C 程序眼中的 Unicode

Posted 2021-08-30 garfileo

tags:

篇首语：本文由小常识网(cha138.com)小编为大家整理，主要介绍了C 程序眼中的 Unicode相关的知识，希望对你有一定的参考价值。

去年写了一篇文章「在 C 程序中处理 UTF-8 字符串」，介绍了如何使用 GLib 提供的 UTF-8 字符串处理函数来实现基本的 UTF-8 文本处理。不过，GLib 是一个功能比较全面的 C 程序库，C 字符串处理仅仅是它的一个很小的模块。属于 GNU 项目一部分的 libunistring 是更专注 Unicode 字符串处理的 C 库，使用 GPL/LGPL 双协议，其规模及功能可能更适合需要处理 UTF-8/UTF-16/UTF-32 文本的 C 项目（C++ 项目应该去找 ICU 库）。本文仅介绍如何使用它操作 UTF-8 文本，不过也并非面面俱到。

复习一下 C 字符串

可将 C 语言的字符串视为字节数组，因为 char 类型的长度是 1 个字节。例如下面的字符串：

char *s = "葫芦娃";

倘若字符串所存储的文本是 UTF-8 编码，那么 strlen(s) 的结果是 9，这是因为 葫芦娃 这三个中文字符的 UTF-8 编码需要 9 个字节。

s 的长度是 9 个字节吗？不是！它是 10 个字节。因为在 C 语言中，字符串常量默认是以 NUL 字符（\\0）结尾，由 C 编译器自动添加。因此，上述代码若直接使用字节数组来表示，应该写成：

char s[10] = "葫芦娃";

或

char s[] = "葫芦娃";

记住，看到 char 类型，首先应该想到字节，而不是字符，除非所谓的字符特指 ASCII 编码的字符。

也就是说，在 C 语言中，字符串仅仅是一组字节，它的意义是什么，依赖于特定的字符编码。

Unicode 与 UTF-8

Unicode 为地球上绝大多数国家、地区、种族的文字提供了统一的编码。

UTF-8 是一种变长编码，Unicode 能做到的事，UTF-8 也能做到。不妨将 Unicode 视为一个协议，而 UTF-8 是一种实现，或者视 Unicode 为体，而 UTF-8 为用，总之 Unicode 编码与 UTF-8 编码可以成双射关系。在应用中，多以 Unicode 为内码，以 UTF-8 作为输入与输出的文本编码。

为什么不直接用 Unicode 呢？因为在 Unicode 中，每个字符的长度为 4 个字节，无论是文件的存储还是网络传输，太耗费资源。即使我们觉得无所谓，习惯 ASCII 码的西方人也会觉得有所谓。
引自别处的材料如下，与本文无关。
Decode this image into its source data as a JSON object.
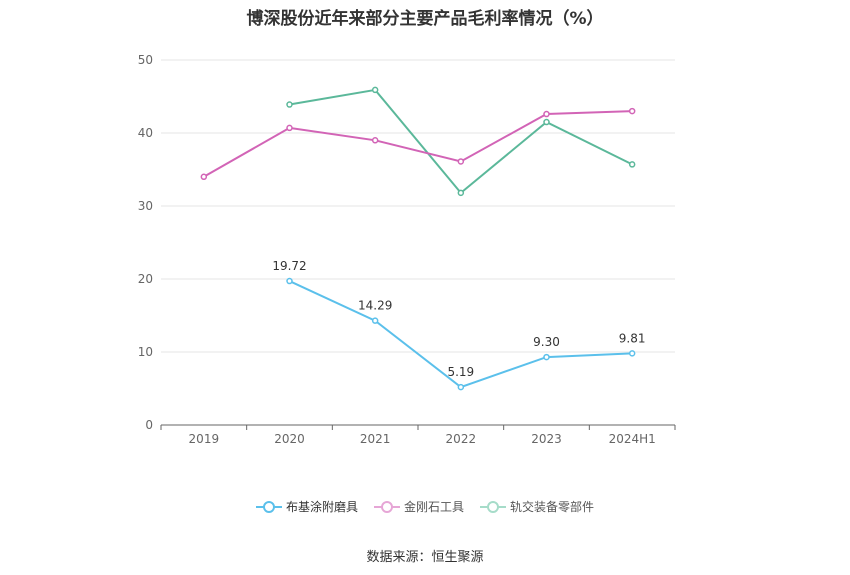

除了 UTF-8，还有一些编码可以与 Unicode 形成双射，例如 UTF-16、UCS-2、UTF-32/UCS-4 等。不过，西方人更喜欢 UTF-8，原因在于 UTF-8 兼容 ASCII 编码。所以，即使全世界都在使用 UTF-8 编码，对西方人的日常生活不仅没有什么影响，而且他们还有机会看到东方的文字。对于我们而言，UTF-8 有些罗嗦。因为大多数汉字，使用 UTF-8 编码，需要 3 个字节，一些生僻字需要 4 个字节，而我国政府推行的编码标准 GB2312 与 GB18030 而言，常用汉字只需要 2 个字节。不过，以前网速不太快，用 2 个字节的汉字编码能节省一些流量，但现在大家都狂放地进入在线视频时代了，一个汉字 3 个字节，似乎也无所谓了。

在 Linux 环境中，不需要考虑太多，用 UTF-8 编码就是政治正确。多数 Linux 发行版的系统编码默认就是 UTF-8。我已经连续使用了 10 多年的 UTF-8 了，至今没有任何生理与心理上的不适，除了偶尔会遇到来自 Windows 的 zip 或 rar 包，解包后，文件名会变成一堆问号的问题。
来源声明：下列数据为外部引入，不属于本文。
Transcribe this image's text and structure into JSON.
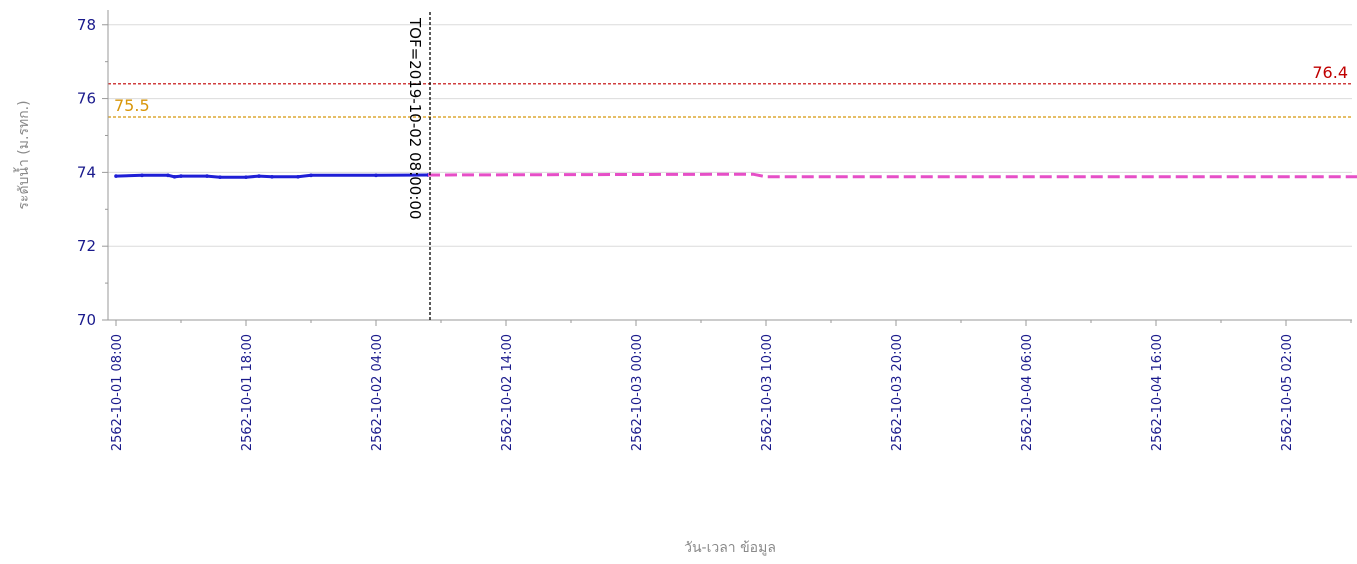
{
  "chart_data": {
    "type": "line",
    "xlabel": "วัน-เวลา ข้อมูล",
    "ylabel": "ระดับน้ำ (ม.รทก.)",
    "ylim": [
      70,
      78.4
    ],
    "xlim_hours": [
      0,
      100
    ],
    "yticks": [
      70,
      72,
      74,
      76,
      78
    ],
    "xticks": [
      {
        "label": "2562-10-01 08:00",
        "hours": 0
      },
      {
        "label": "2562-10-01 18:00",
        "hours": 10
      },
      {
        "label": "2562-10-02 04:00",
        "hours": 20
      },
      {
        "label": "2562-10-02 14:00",
        "hours": 30
      },
      {
        "label": "2562-10-03 00:00",
        "hours": 40
      },
      {
        "label": "2562-10-03 10:00",
        "hours": 50
      },
      {
        "label": "2562-10-03 20:00",
        "hours": 60
      },
      {
        "label": "2562-10-04 06:00",
        "hours": 70
      },
      {
        "label": "2562-10-04 16:00",
        "hours": 80
      },
      {
        "label": "2562-10-05 02:00",
        "hours": 90
      }
    ],
    "grid": true,
    "series": [
      {
        "values": [
          [
            0,
            73.9
          ],
          [
            2,
            73.92
          ],
          [
            4,
            73.92
          ],
          [
            4.5,
            73.88
          ],
          [
            5,
            73.9
          ],
          [
            7,
            73.9
          ],
          [
            8,
            73.87
          ],
          [
            10,
            73.87
          ],
          [
            11,
            73.9
          ],
          [
            12,
            73.88
          ],
          [
            14,
            73.88
          ],
          [
            15,
            73.92
          ],
          [
            20,
            73.92
          ],
          [
            24,
            73.93
          ]
        ],
        "color": "#1f1fd6"
      },
      {
        "values": [
          [
            24,
            73.93
          ],
          [
            49,
            73.95
          ],
          [
            50,
            73.88
          ],
          [
            100,
            73.88
          ]
        ],
        "color": "#e64fc7"
      }
    ],
    "reference_lines": [
      {
        "value": 76.4,
        "label": "76.4",
        "color": "#c00000"
      },
      {
        "value": 75.5,
        "label": "75.5",
        "color": "#d8960a"
      }
    ],
    "annotation": {
      "label": "TOF=2019-10-02 08:00:00",
      "hours": 24
    }
  }
}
libunistring 的 UTF-8 字符串函数

libunistring 库中，参数或返回值为 uint8_t * 类型或名称以 u8_ 为前缀的函数都与 UTF-8 字符串有关。更确切地说，uint8_t * 类型便是 UTF-8 字符串，但 libunistring 文档中将其与 uint16_t * 以及 uint32_t * 等类型统称为 Unicode 字符串。

例如：

int u8_strmblen (const uint8_t *s)

libunistring 文档称这个函数可以获取 Unicode 字符串 s 第一个字符的长度（字节数）。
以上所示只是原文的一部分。